Suelto un poco la tensión en los hombros. Dejo que él me guíe. Y milagrosamente, durante unos segundos gloriosos, me deslizo. El viento frío me azota la cara, las luces se convierten en rayas brillantes a mi alrededor, y una risa de puro asombro sale de mis labios.

—¡Lo estoy haciendo!

—Lo estás haciendo —confirma él, y hay una nota de genuina aprobación en su voz.

Luego, por supuesto, tropiezo. No con nada, solo con mi propio pie izquierdo, que decide rebelarse y cruzarse con el derecho. Grito, suelto su mano y me desplomo hacia atrás en un desastre de extremidades flojas.

Pero no me estrello contra el hielo.

James reacciona con una rapidez sorprendente. Sus brazos me rodean, me atrapan contra su pecho y, con un esfuerzo que hace que sus músculos se tensen bajo el abrigo, logra mantenernos a los dos en pie, aunque tambaleantes. Quedamos enredados, mi espalda pegada a su torso, su aliento caliente cerca de mi oreja. Sujeta mis brazos contra mí para estabilizarme.

El mundo se detiene. El bullicio de la pista, la música navideña, todo se desvanece en un zumbido lejano. Lo único que existe es la solidez de su cuerpo contra el mío, el rápido latido de su corazón que siento a través de las capas de tela, y el calor que inunda mi rostro. Sus manos no se sueltan. No inmediatamente.
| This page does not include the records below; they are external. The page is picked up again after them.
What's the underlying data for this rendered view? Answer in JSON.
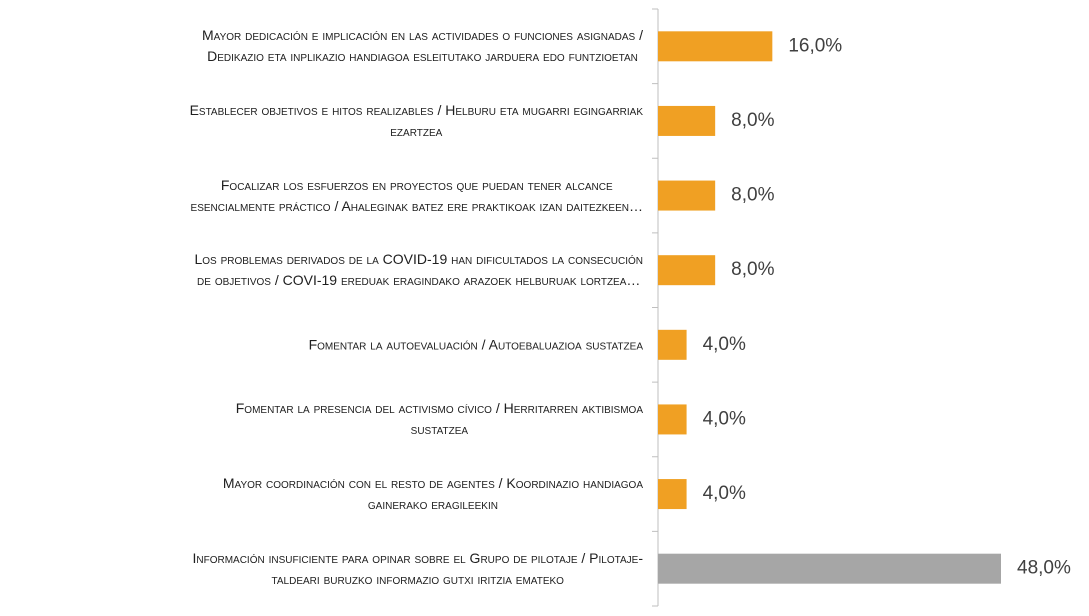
{
  "chart_data": {
    "type": "hbar",
    "categories": [
      "Mayor dedicación e implicación en las actividades o funciones asignadas /\nDedikazio eta inplikazio handiagoa esleitutako jarduera edo funtzioetan",
      "Establecer objetivos e hitos realizables / Helburu eta mugarri egingarriak\nezartzea",
      "Focalizar los esfuerzos en proyectos que puedan tener alcance\nesencialmente práctico / Ahaleginak batez ere praktikoak izan daitezkeen…",
      "Los problemas derivados de la COVID-19 han dificultados la consecución\nde objetivos / COVI-19 ereduak eragindako arazoek helburuak lortzea…",
      "Fomentar la autoevaluación / Autoebaluazioa sustatzea",
      "Fomentar la presencia del activismo cívico / Herritarren aktibismoa\nsustatzea",
      "Mayor coordinación con el resto de agentes / Koordinazio handiagoa\ngainerako eragileekin",
      "Información insuficiente para opinar sobre el Grupo de pilotaje / Pilotaje-\ntaldeari buruzko informazio gutxi iritzia emateko"
    ],
    "values": [
      16,
      8,
      8,
      8,
      4,
      4,
      4,
      48
    ],
    "value_labels": [
      "16,0%",
      "8,0%",
      "8,0%",
      "8,0%",
      "4,0%",
      "4,0%",
      "4,0%",
      "48,0%"
    ],
    "colors": [
      "#f0a023",
      "#f0a023",
      "#f0a023",
      "#f0a023",
      "#f0a023",
      "#f0a023",
      "#f0a023",
      "#a6a6a6"
    ]
  }
}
—Te lo dije —susurra él, su voz grave y extrañamente ronca justo a mi lado—. No ibas a caer.

Me giro lentamente dentro de su abrazo, lo justo para mirarlo. Nuestros rostros están muy cerca. Demasiado cerca. Puedo ver cada pestaña oscura que enmarca sus ojos grises, ahora oscuros y serios. Puedo ver la línea firme de su mandíbula, la suave curva de su labio inferior. Su mirada se desliza de mis ojos a mi boca, y se queda allí, un instante cargado, pesado.
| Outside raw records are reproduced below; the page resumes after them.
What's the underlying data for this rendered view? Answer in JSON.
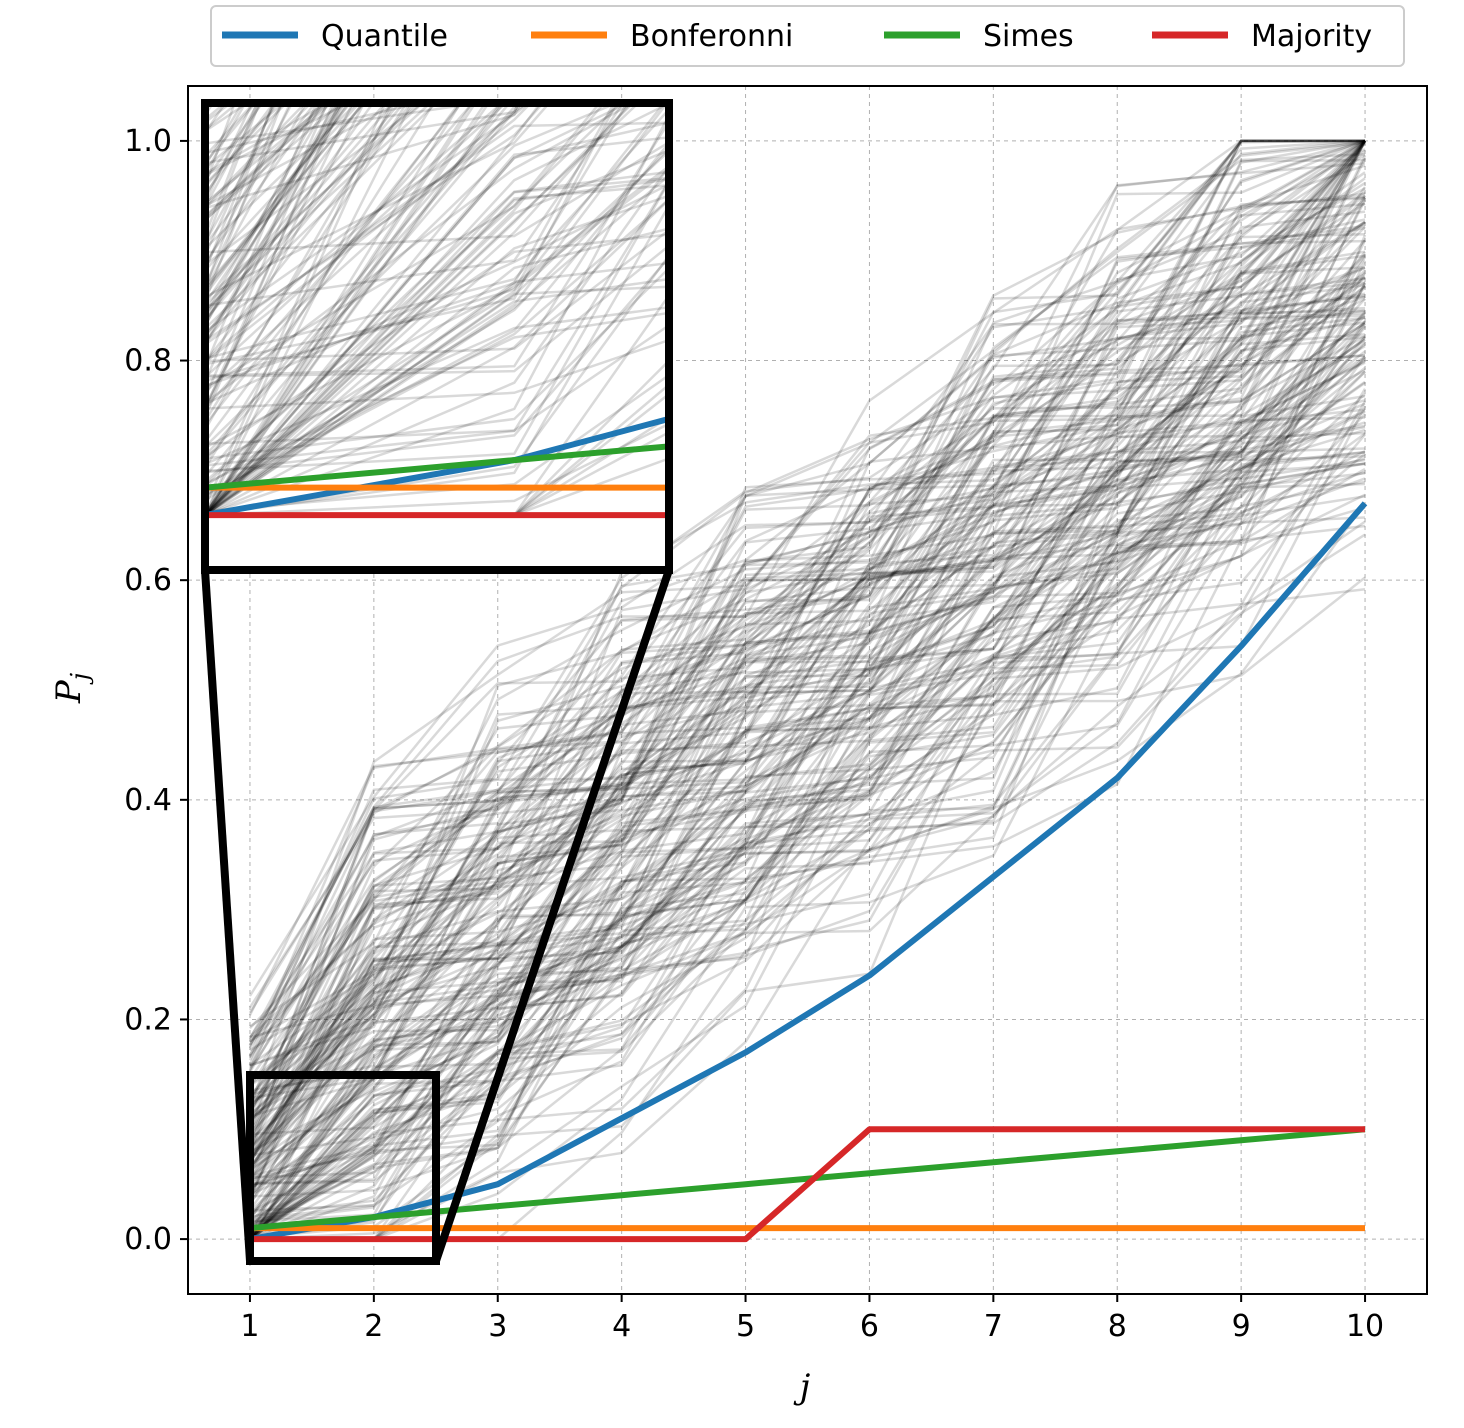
{
  "chart_data": {
    "type": "line",
    "title": "",
    "xlabel": "j",
    "ylabel": "P_j",
    "ylabel_sub": "j",
    "ylabel_main": "P",
    "x": [
      1,
      2,
      3,
      4,
      5,
      6,
      7,
      8,
      9,
      10
    ],
    "xlim": [
      0.5,
      10.5
    ],
    "ylim": [
      -0.05,
      1.05
    ],
    "xticks": [
      "1",
      "2",
      "3",
      "4",
      "5",
      "6",
      "7",
      "8",
      "9",
      "10"
    ],
    "yticks": [
      "0.0",
      "0.2",
      "0.4",
      "0.6",
      "0.8",
      "1.0"
    ],
    "grid": true,
    "legend_position": "top",
    "series": [
      {
        "name": "Quantile",
        "color": "#1f77b4",
        "values": [
          0.0,
          0.02,
          0.05,
          0.11,
          0.17,
          0.24,
          0.33,
          0.42,
          0.54,
          0.67
        ]
      },
      {
        "name": "Bonferonni",
        "color": "#ff7f0e",
        "values": [
          0.01,
          0.01,
          0.01,
          0.01,
          0.01,
          0.01,
          0.01,
          0.01,
          0.01,
          0.01
        ]
      },
      {
        "name": "Simes",
        "color": "#2ca02c",
        "values": [
          0.01,
          0.02,
          0.03,
          0.04,
          0.05,
          0.06,
          0.07,
          0.08,
          0.09,
          0.1
        ]
      },
      {
        "name": "Majority",
        "color": "#d62728",
        "values": [
          0.0,
          0.0,
          0.0,
          0.0,
          0.0,
          0.1,
          0.1,
          0.1,
          0.1,
          0.1
        ]
      }
    ],
    "background_samples": {
      "color": "#000000",
      "opacity": 0.15,
      "description_count": 200
    },
    "inset": {
      "zoom_xlim": [
        1.0,
        2.5
      ],
      "zoom_ylim": [
        -0.02,
        0.15
      ]
    }
  }
}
El aire entre nosotros parece espesarse, calentarse a pesar del frío glacial. Siento un tirón bajo y dulce en el estómago, un tipo de vértigo que no tiene nada que ver con los patines.
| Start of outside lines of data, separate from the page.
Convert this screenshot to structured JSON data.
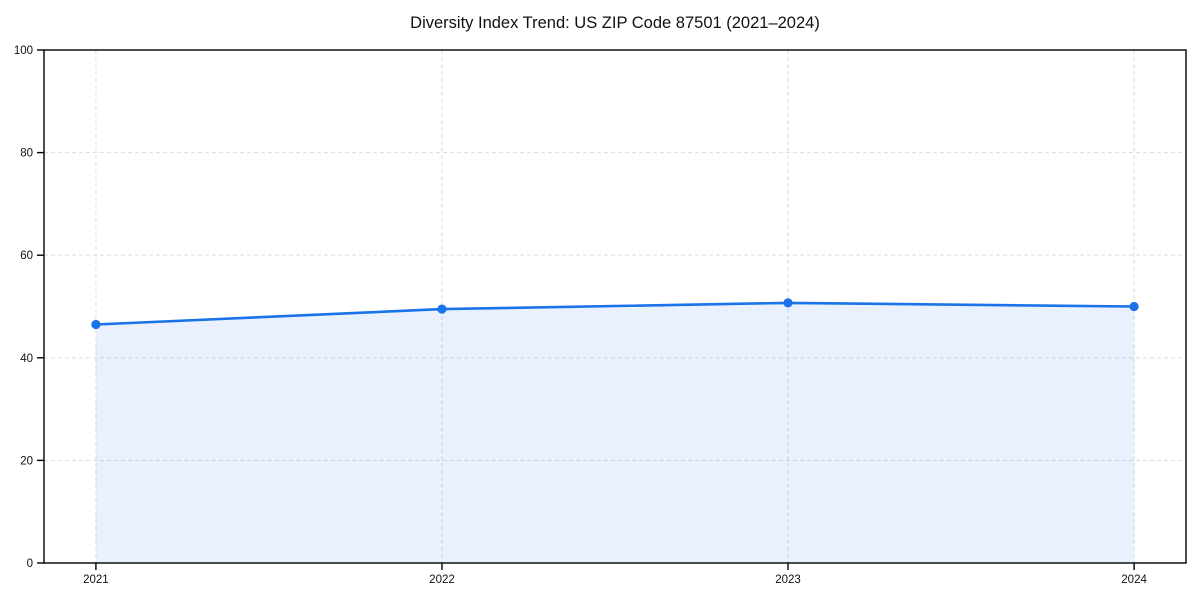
{
  "chart_data": {
    "type": "area",
    "title": "Diversity Index Trend: US ZIP Code 87501 (2021–2024)",
    "x": [
      2021,
      2022,
      2023,
      2024
    ],
    "x_tick_labels": [
      "2021",
      "2022",
      "2023",
      "2024"
    ],
    "series": [
      {
        "name": "Diversity Index",
        "values": [
          46.5,
          49.5,
          50.7,
          50.0
        ]
      }
    ],
    "xlabel": "",
    "ylabel": "",
    "xlim": [
      2020.85,
      2024.15
    ],
    "ylim": [
      0,
      100
    ],
    "y_ticks": [
      0,
      20,
      40,
      60,
      80,
      100
    ],
    "grid": "dashed both axes",
    "legend": "none",
    "colors": {
      "line": "#1a73e8",
      "marker": "#1a73e8",
      "area_fill": "rgba(26,115,232,0.10)",
      "grid": "#e0e0e0",
      "axis": "#000000",
      "text": "#111111",
      "background": "#ffffff"
    }
  }
}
Él también lo siente. Lo veo en el parpadeo lento de sus ojos, en el leve temblor de sus dedos donde aún me sostienen. Parece sorprendido, como si él también hubiera tropezado en algo inesperado.

—Clara —dice mi nombre, apenas un soplo.

Por un segundo loco, creo que va a besarme. Aquí, en medio de la pista, rodeados de desconocidos. Y lo más aterrador es que no sé si quiero que lo haga o no. Mi corazón, ese viejo traidor, late con fuerza.

Pero entonces un niño pequeño se lanza como un torpedo entre nosotros, riendo, rompiendo el hechizo. James parpadea, como si despertara, y sus manos se relajan. Me suelta, aunque una permanece en mi codo, estabilizándome.

—Creo que… —digo, sin aliento— creo que he tenido suficiente hielo por hoy.

Él asiente, rápidamente, casi con alivio.

—Sí. Un café caliente sería una buena idea.

Nos dirigimos hacia la salida, quitándonos los patines en silencio. El momento se ha evaporado, pero su huella permanece, como la marca de un cuerpo sobre la nieve. Camino a su lado, sintiendo el hormigueo en el codo donde su mano me tocó por última vez.

En la cafetería, con las tazas humeantes entre las manos, la conversación vuelve, pero es más cuidadosa. Hablamos del hielo, de la arquitectura del edificio, de todo menos de ese instante suspendido. Pero está ahí, sobre la mesa, entre los azucareros y las servilletas. Un casi-beso. Un casi-algo.

Y mientras miro a James por encima del borde de mi taza, viendo cómo él también me mira cuando cree que no me doy cuenta, comprendo algo peligroso: esta lista, estos planes, ya no son solo una distracción.

Son un campo minado.

Y yo acabo de dar un paso muy cerca de una de las minas.